Despite her difficulties, Jihin stayed composed in her corner thanks to some more sound advice from her team from Ultimate MMA Academy in Johor Bahru between rounds.
She says Yeoh made her refocus on a new game plan on the fly and she showed maturity beyond her years and determination to adapt and ultimately get the finish halfway through the second stanza.
“He told me to go for the ground in the second round,” she says.
“When I trapped her with the triangle, I was like, I need to finish this. I didn’t want to go to the third round. I held it and she tapped.”
As soon as Tomar surrendered, the Axiata Arena erupted.

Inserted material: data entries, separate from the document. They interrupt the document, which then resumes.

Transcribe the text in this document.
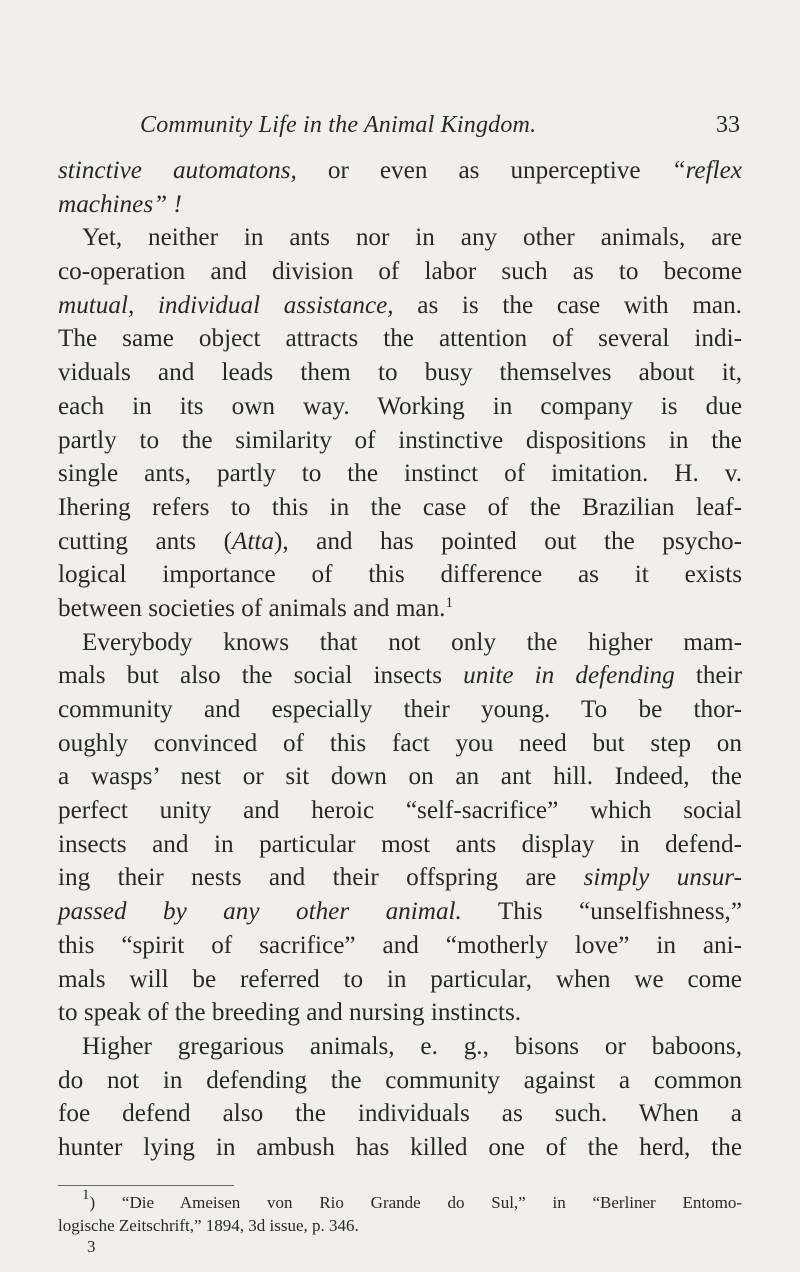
Community Life in the Animal Kingdom.	33
stinctive automatons, or even as unperceptive “reflex
machines” !
Yet, neither in ants nor in any other animals, are
co-operation and division of labor such as to become
mutual, individual assistance, as is the case with man.
The same object attracts the attention of several indi-
viduals and leads them to busy themselves about it,
each in its own way. Working in company is due
partly to the similarity of instinctive dispositions in the
single ants, partly to the instinct of imitation. H. v.
Ihering refers to this in the case of the Brazilian leaf-
cutting ants (Atta), and has pointed out the psycho-
logical importance of this difference as it exists
between societies of animals and man.$^1$
Everybody knows that not only the higher mam-
mals but also the social insects unite in defending their
community and especially their young. To be thor-
oughly convinced of this fact you need but step on
a wasps’ nest or sit down on an ant hill. Indeed, the
perfect unity and heroic “self-sacrifice” which social
insects and in particular most ants display in defend-
ing their nests and their offspring are simply unsur-
passed by any other animal. This “unselfishness,”
this “spirit of sacrifice” and “motherly love” in ani-
mals will be referred to in particular, when we come
to speak of the breeding and nursing instincts.
Higher gregarious animals, e. g., bisons or baboons,
do not in defending the community against a common
foe defend also the individuals as such. When a
hunter lying in ambush has killed one of the herd, the
$^1$) “Die Ameisen von Rio Grande do Sul,” in “Berliner Entomo-
logische Zeitschrift,” 1894, 3d issue, p. 346.
3
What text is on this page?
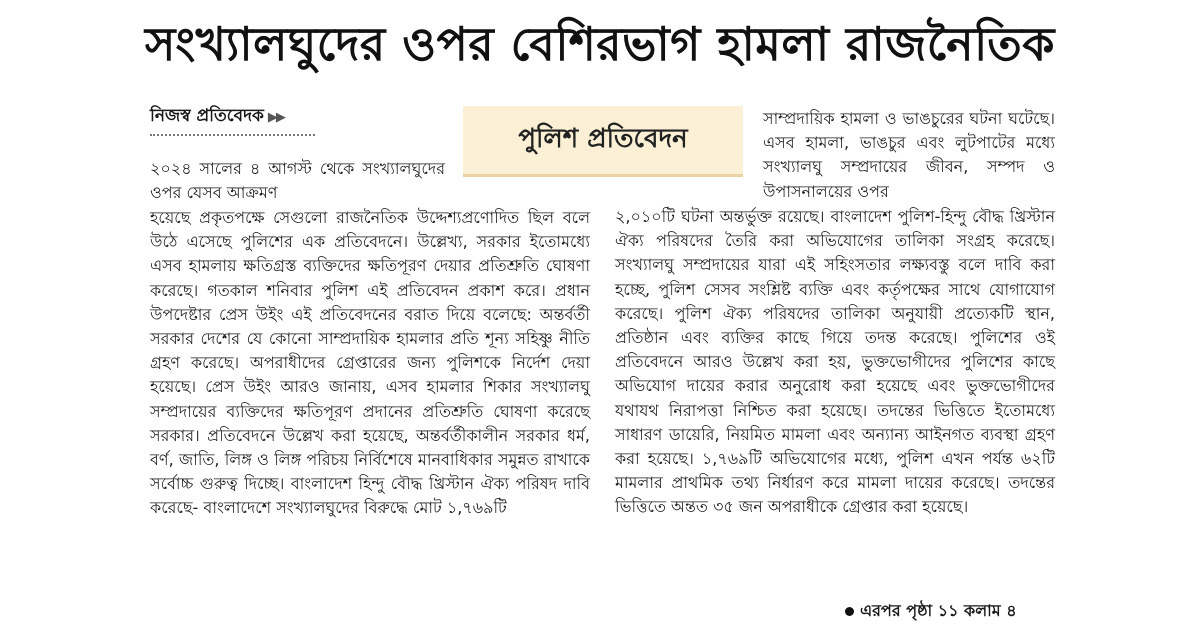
সংখ্যালঘুদের ওপর বেশিরভাগ হামলা রাজনৈতিক
নিজস্ব প্রতিবেদক ▶▶
পুলিশ প্রতিবেদন

২০২৪ সালের ৪ আগস্ট থেকে সংখ্যালঘুদের ওপর যেসব আক্রমণ

হয়েছে প্রকৃতপক্ষে সেগুলো রাজনৈতিক উদ্দেশ্যপ্রণোদিত ছিল বলে উঠে এসেছে পুলিশের এক প্রতিবেদনে। উল্লেখ্য, সরকার ইতোমধ্যে এসব হামলায় ক্ষতিগ্রস্ত ব্যক্তিদের ক্ষতিপূরণ দেয়ার প্রতিশ্রুতি ঘোষণা করেছে। গতকাল শনিবার পুলিশ এই প্রতিবেদন প্রকাশ করে। প্রধান উপদেষ্টার প্রেস উইং এই প্রতিবেদনের বরাত দিয়ে বলেছে: অন্তর্বর্তী সরকার দেশের যে কোনো সাম্প্রদায়িক হামলার প্রতি শূন্য সহিষ্ণু নীতি গ্রহণ করেছে। অপরাধীদের গ্রেপ্তারের জন্য পুলিশকে নির্দেশ দেয়া হয়েছে। প্রেস উইং আরও জানায়, এসব হামলার শিকার সংখ্যালঘু সম্প্রদায়ের ব্যক্তিদের ক্ষতিপূরণ প্রদানের প্রতিশ্রুতি ঘোষণা করেছে সরকার। প্রতিবেদনে উল্লেখ করা হয়েছে, অন্তর্বর্তীকালীন সরকার ধর্ম, বর্ণ, জাতি, লিঙ্গ ও লিঙ্গ পরিচয় নির্বিশেষে মানবাধিকার সমুন্নত রাখাকে সর্বোচ্চ গুরুত্ব দিচ্ছে। বাংলাদেশ হিন্দু বৌদ্ধ খ্রিস্টান ঐক্য পরিষদ দাবি করেছে- বাংলাদেশে সংখ্যালঘুদের বিরুদ্ধে মোট ১,৭৬৯টি

সাম্প্রদায়িক হামলা ও ভাঙচুরের ঘটনা ঘটেছে। এসব হামলা, ভাঙচুর এবং লুটপাটের মধ্যে সংখ্যালঘু সম্প্রদায়ের জীবন, সম্পদ ও উপাসনালয়ের ওপর

২,০১০টি ঘটনা অন্তর্ভুক্ত রয়েছে। বাংলাদেশ পুলিশ-হিন্দু বৌদ্ধ খ্রিস্টান ঐক্য পরিষদের তৈরি করা অভিযোগের তালিকা সংগ্রহ করেছে। সংখ্যালঘু সম্প্রদায়ের যারা এই সহিংসতার লক্ষ্যবস্তু বলে দাবি করা হচ্ছে, পুলিশ সেসব সংশ্লিষ্ট ব্যক্তি এবং কর্তৃপক্ষের সাথে যোগাযোগ করেছে। পুলিশ ঐক্য পরিষদের তালিকা অনুযায়ী প্রত্যেকটি স্থান, প্রতিষ্ঠান এবং ব্যক্তির কাছে গিয়ে তদন্ত করেছে। পুলিশের ওই প্রতিবেদনে আরও উল্লেখ করা হয়, ভুক্তভোগীদের পুলিশের কাছে অভিযোগ দায়ের করার অনুরোধ করা হয়েছে এবং ভুক্তভোগীদের যথাযথ নিরাপত্তা নিশ্চিত করা হয়েছে। তদন্তের ভিত্তিতে ইতোমধ্যে সাধারণ ডায়েরি, নিয়মিত মামলা এবং অন্যান্য আইনগত ব্যবস্থা গ্রহণ করা হয়েছে। ১,৭৬৯টি অভিযোগের মধ্যে, পুলিশ এখন পর্যন্ত ৬২টি মামলার প্রাথমিক তথ্য নির্ধারণ করে মামলা দায়ের করেছে। তদন্তের ভিত্তিতে অন্তত ৩৫ জন অপরাধীকে গ্রেপ্তার করা হয়েছে।

এরপর পৃষ্ঠা ১১ কলাম ৪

As Jihin had her name announced as the winner, it looked like she was holding back tears, but this time they were of joy.
The Malaysian hero could not hide her emotions this time as she absorbed the love from her compatriots, but surprisingly, it was not long before she regained her focus.
In a split second on her way back out of the arena, Radzuan’s entire mindset changed. Instead of allowing herself to completely relax, she started to think about what went wrong and what she needed to improve upon before she stepped back into the Circle.
“I wasn’t really satisfied with my performance,” Radzuan admits.
“I think I could have done better. We knew it would be fixed in the next fight.”
That might seem a little harsh, but that is one of the reasons why she has continued to improve, and though she is still just 21, the “Shadow Cat” is already one of the top women’s athletes in The Home Of Martial Arts and an inspiration to her fans.